La destra è minoranza nel paese, 44 per cento dei voti. Ottiene però il 58 per cento dei parlamentari, perché le altre forze sono andate divise. Insieme centro-sinistra, Cinque stelle e il cosiddetto terzo polo (ma è stato il quarto polo e il sesto partito) superano il 49 per cento dei voti: oltre 5 punti sopra le destre.

Qualunque analisi sulle ragioni di questa sconfitta, su un’elezione che consegna una delle più importanti nazioni occidentali a un governo di estrema destra e, per la prima volta, un paese fondatore dell’Unione europea a un governo di sovranisti e post fascisti (così chiamano all’estero il partito di Giorgia Meloni), non può non partire da questo dato di fatto: sono state le divisioni degli avversari a portare l’estrema destra alla vittoria (oggi, come un’altra volta nella storia dell’Italia).

Si può discutere sugli errori tattici che hanno condotto a queste divisioni, più remoti o più prossimi a noi: fra questi la scissione di Luigi Di Maio, la scelta di Giuseppe Conte di togliere il sostegno a Mario Draghi, il voltafaccia di Carlo Calenda, le contraddizioni nella coalizione di Enrico Letta.

Si può discutere su quanto alcuni singoli leader abbiano favorito le divisioni anziché provare a ridurle, mettendoci così su una china che conduceva al disastro. Sono responsabilità dei singoli (quello più divisivo, ad esempio, è stato di gran lunga Calenda) che rimarranno indelebili nella storia del paese, tantopiù se il governo delle destre sarà duraturo e avvierà l’Italia lungo una strada polacca o ungherese.

Se la vittoria di Meloni sarà veramente un tornante decisivo per l’Italia, per l’Europa e per l’occidente (e questo rischio c’è), allora la condanna degli storici su Calenda e Matteo Renzi, su Letta, su Conte, per quello che è successo in questi due mesi e ancora prima, sarà senza appello (e finora solo Letta ne ha tratto le conseguenze).

Le responsabilità dei singoli

Sarebbe un errore però fermarsi solo alle responsabilità dei singoli. Dietro questo disastro c’è infatti una sconfitta culturale e sociale ben più profonda.

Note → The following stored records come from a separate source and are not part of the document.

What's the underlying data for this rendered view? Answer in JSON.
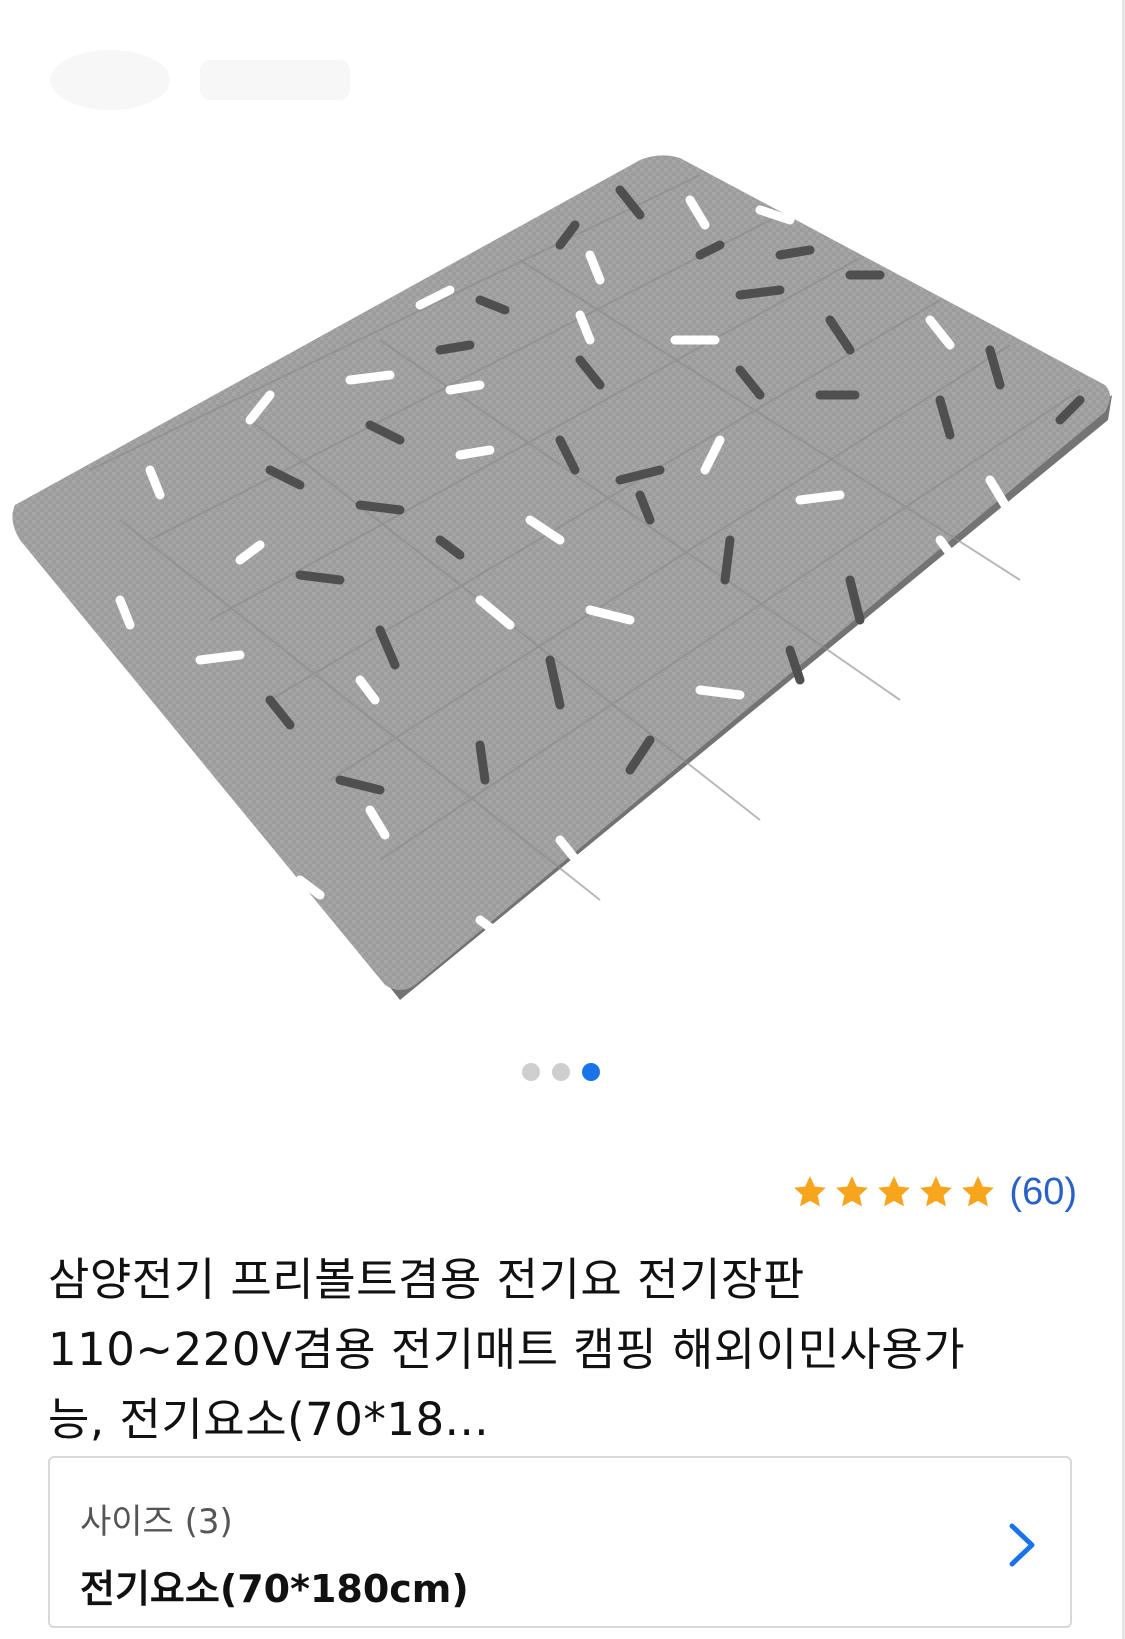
{
  "product": {
    "image_alt": "Gray quilted electric mat with scattered stick pattern",
    "carousel": {
      "count": 3,
      "active_index": 2
    },
    "rating": {
      "stars": 5,
      "count_text": "(60)",
      "star_color": "#f7a51c"
    },
    "title_lines": [
      "삼양전기 프리볼트겸용 전기요 전기장판",
      "110~220V겸용 전기매트 캠핑 해외이민사용가",
      "능, 전기요소(70*18..."
    ]
  },
  "option": {
    "label": "사이즈 (3)",
    "value": "전기요소(70*180cm)"
  },
  "colors": {
    "accent": "#1a73e8",
    "rating_text": "#2962c6",
    "mat": "#9a9a9a"
  }
}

È mancata in questi anni la capacità di capire, e spiegare, che la lotta alle disuguaglianze e alla crisi ambientale, oltre che per i diritti civili e per l’Europa, non solo è giusta in sé ma è oggi interesse prioritario dell’Italia, di tutto il paese.

E, assieme, è mancata la capacità di comprendere che le grandi culture progressiste del nostro tempo, cioè quella socialista, quella liberale di sinistra (che non è neoliberale) e quelle più recenti ecologiste e femministe, possono e devono completarsi l’una con l’altra, più che cercare un compromesso al ribasso.

Spettava innanzitutto al Partito democratico questo compito, per sua stessa natura. E il Partito democratico non ha saputo svolgerlo. Da qui la confusione sulla linea politica (agenda pro Draghi, o agenda progressista?) e quella sulle alleanze, che ne è la conseguenza. Da qui, deve partire anche qualsiasi discorso per il futuro.